Example 2. Indirect ownership.(i) L and L1 compose a consolidated group. L's stock has a value of $100. L owns 80 shares (worth $80) and corporation M owns 20 shares (worth $20) of the L1 stock. L also owns 79 percent of the stock of corporation M. The L group has an ownership change. The following is a graphic illustration of these facts:
(ii) Under paragraph (b)(1) of this section, because of L's more than 5 percent ownership interest in M, a nonmember, L is considered to indirectly own 15.8 shares of the L1 stock held by M (79% × 20 shares). The value of the L loss group is $104.20, the sum of the values of—
(a) The L stock ($100); and
(b) The L1 stock not owned directly or indirectly by L (21% × $20, or $4.20).
(c) Recognized built-in gain of a loss group or loss subgroup—(1) In general. If a loss group (or loss subgroup) has a net unrealized built-in gain, any recognized built-in gain of the loss group (or loss subgroup) is taken into account under section 382(h) in determining the consolidated section 382 limitation (or subgroup section 382 limitation).
(2) Adjustments. Appropriate adjustments must be made so that any recognized built-in gain of a member that increases more than one section 382 limitation (whether consolidated, subgroup, or separate) does not effect a duplication in the amount of consolidated taxable income that can be offset by pre-change net operating losses. For example, a consolidated section 382 limitation that is increased by recognized built-in gains is reduced to the extent that pre-change net operating losses of a loss subgroup absorb additional consolidated taxable income because the same recognized built-in gains caused an increase in that loss subgroup's section 382 limitation. In addition, recognized built-in gain may not increase the amount of consolidated taxable income that can be offset by recognized built-in losses.
(d) Continuity of business—(1) In general. A loss group (or a loss subgroup) is treated as a single entity for purposes of determining whether it satisfies the continuity of business enterprise requirement of section 382(c)(1).

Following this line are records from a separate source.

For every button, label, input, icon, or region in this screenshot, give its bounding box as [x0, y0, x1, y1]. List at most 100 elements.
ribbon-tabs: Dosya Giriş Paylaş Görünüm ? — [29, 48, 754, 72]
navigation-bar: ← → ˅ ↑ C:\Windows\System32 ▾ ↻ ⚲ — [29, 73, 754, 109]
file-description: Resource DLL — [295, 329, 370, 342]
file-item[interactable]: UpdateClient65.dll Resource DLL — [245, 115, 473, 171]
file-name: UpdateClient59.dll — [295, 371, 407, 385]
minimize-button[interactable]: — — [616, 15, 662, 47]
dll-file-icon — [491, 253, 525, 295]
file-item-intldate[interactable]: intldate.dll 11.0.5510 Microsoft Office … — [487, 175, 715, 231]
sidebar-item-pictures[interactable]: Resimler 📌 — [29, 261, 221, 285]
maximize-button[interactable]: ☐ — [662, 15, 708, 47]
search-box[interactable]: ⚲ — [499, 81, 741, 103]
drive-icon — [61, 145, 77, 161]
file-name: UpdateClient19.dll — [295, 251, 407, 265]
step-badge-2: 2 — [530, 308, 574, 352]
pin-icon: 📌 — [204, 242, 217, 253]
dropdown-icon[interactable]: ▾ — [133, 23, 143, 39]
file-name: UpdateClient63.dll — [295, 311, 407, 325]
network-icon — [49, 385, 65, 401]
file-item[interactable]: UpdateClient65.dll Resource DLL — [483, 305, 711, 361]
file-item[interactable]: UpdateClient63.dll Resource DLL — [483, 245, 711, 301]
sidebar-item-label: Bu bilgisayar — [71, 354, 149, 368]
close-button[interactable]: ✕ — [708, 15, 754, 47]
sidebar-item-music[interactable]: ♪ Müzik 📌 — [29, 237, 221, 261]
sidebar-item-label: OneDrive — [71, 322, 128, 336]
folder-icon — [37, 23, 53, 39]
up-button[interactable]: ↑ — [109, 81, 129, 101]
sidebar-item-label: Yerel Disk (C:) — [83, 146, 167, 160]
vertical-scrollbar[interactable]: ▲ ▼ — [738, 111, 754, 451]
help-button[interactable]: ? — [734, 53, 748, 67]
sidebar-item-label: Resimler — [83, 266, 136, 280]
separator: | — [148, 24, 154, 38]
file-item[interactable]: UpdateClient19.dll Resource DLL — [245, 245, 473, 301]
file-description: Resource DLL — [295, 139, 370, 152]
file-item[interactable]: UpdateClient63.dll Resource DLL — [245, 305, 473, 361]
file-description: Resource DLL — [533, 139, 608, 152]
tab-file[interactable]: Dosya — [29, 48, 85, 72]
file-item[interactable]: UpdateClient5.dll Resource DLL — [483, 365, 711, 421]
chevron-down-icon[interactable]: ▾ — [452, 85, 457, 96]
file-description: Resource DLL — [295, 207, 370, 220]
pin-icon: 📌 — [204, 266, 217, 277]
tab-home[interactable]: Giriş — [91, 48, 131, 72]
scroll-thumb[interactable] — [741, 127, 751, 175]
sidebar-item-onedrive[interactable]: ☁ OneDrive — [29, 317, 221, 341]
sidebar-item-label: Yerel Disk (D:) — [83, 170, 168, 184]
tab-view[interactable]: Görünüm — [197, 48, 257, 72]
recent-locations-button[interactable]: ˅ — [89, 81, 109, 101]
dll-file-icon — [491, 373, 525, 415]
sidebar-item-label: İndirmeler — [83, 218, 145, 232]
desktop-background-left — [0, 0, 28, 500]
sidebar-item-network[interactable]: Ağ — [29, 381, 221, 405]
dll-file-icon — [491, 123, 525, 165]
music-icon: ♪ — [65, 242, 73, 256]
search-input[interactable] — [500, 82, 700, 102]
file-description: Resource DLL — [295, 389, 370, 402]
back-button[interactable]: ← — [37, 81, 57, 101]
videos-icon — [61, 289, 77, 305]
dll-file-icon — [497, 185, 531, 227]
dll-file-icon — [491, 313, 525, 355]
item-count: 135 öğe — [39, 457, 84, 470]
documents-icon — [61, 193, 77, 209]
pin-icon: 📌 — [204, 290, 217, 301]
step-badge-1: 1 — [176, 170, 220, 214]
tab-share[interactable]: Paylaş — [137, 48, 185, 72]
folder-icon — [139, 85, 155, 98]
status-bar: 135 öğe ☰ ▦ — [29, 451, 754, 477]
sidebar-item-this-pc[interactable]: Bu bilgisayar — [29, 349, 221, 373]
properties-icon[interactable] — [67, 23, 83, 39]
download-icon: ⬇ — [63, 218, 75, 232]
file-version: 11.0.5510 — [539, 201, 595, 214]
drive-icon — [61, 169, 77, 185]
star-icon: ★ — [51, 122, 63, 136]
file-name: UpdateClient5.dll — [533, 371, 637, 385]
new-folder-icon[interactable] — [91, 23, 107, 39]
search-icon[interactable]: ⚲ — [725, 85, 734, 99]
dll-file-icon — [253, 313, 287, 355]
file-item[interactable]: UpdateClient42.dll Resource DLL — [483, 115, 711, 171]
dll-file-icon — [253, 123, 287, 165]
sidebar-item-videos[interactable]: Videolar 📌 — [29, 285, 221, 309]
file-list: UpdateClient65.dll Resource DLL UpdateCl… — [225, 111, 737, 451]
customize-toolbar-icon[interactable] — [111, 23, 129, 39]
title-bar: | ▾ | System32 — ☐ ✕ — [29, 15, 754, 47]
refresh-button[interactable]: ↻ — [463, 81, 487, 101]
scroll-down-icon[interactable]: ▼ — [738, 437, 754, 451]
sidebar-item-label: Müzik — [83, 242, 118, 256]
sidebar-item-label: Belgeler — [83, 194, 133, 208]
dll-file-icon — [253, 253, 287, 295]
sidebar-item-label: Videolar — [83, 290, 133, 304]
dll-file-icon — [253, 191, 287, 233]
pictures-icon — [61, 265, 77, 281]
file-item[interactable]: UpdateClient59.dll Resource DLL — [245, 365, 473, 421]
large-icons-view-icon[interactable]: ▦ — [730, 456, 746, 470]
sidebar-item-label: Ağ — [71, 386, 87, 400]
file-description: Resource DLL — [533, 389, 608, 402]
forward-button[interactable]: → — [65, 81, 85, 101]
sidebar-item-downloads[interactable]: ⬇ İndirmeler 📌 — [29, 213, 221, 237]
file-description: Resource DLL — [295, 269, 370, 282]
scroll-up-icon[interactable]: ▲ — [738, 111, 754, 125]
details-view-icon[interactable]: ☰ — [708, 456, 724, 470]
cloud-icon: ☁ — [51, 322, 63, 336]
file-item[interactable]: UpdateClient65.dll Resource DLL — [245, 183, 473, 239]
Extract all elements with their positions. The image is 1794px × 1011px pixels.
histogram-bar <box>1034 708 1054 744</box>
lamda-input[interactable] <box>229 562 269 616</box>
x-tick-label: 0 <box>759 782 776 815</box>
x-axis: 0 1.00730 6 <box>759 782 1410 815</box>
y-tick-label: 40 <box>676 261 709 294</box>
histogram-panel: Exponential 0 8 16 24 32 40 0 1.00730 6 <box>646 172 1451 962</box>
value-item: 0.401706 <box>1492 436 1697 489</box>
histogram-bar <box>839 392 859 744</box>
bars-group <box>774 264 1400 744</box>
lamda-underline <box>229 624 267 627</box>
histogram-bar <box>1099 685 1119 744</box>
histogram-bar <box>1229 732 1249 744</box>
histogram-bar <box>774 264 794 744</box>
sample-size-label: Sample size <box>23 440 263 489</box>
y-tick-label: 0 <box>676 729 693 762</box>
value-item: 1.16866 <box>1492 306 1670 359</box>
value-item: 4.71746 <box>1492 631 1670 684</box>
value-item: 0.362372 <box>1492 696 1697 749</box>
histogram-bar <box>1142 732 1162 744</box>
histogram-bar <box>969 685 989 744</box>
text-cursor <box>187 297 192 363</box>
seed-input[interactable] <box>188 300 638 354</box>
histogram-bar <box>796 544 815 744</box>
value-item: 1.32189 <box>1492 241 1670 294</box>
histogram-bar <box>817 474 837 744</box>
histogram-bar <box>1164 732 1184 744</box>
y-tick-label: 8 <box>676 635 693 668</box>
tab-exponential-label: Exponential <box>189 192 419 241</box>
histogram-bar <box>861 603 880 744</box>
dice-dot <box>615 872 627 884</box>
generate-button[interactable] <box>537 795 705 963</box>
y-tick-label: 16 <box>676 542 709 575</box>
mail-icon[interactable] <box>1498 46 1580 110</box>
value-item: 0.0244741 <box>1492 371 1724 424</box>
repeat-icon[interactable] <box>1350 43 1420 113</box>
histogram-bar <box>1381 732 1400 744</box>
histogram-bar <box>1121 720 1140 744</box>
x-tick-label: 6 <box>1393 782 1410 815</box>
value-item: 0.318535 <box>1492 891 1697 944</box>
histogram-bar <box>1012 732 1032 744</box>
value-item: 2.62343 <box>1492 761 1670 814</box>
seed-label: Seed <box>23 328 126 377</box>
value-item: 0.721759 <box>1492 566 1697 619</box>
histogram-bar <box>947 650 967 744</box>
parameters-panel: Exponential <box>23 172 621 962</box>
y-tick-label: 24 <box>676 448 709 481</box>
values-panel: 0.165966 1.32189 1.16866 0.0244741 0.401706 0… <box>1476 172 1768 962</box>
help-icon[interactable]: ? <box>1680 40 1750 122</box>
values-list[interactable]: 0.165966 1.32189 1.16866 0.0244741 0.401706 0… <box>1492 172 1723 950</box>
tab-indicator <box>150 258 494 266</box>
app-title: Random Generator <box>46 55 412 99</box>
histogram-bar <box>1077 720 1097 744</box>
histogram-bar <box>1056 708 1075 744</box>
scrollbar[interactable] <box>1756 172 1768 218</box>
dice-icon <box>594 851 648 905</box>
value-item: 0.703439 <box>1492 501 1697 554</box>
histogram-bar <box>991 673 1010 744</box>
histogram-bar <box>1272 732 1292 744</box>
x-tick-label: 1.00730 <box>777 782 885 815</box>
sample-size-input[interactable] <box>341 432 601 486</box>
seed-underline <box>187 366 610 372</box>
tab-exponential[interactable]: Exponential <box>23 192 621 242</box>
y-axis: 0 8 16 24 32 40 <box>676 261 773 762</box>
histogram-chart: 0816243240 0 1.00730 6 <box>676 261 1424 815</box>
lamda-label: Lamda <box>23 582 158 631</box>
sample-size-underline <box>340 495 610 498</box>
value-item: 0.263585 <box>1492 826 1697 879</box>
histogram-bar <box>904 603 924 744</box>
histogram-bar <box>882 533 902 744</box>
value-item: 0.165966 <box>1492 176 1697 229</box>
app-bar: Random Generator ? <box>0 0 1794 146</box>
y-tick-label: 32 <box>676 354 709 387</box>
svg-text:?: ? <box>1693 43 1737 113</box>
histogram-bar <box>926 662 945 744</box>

(2) Example. The following example illustrates the principle of this paragraph (d):
Example. Continuity of business enterprise.L owns all the stock of two subsidiaries, L1 and L2. The L group has an ownership change. It has pre-change consolidated attributes attributable to L2. Each of the members has historically conducted a separate line of business. Each line of business is approximately equal in value. One year after the ownership change, L discontinues its separate business and the business of L2. The separate business of L1 is continued for the remainder of the 2 year period following the ownership change. The continuity of business enterprise requirement of section 382(c)(1) is met even though the separate businesses of L and L2 are discontinued.
(e) Limitations of losses under other rules. If a section 382 limitation for a post-change year exceeds the consolidated taxable income that may be offset by pre-change attributes for any reason, including the application of the limitation of § 1.1502-21(c), the amount of the excess is carried forward under section 382(b)(2) (relating to the carryforward of unused section 382 limitation).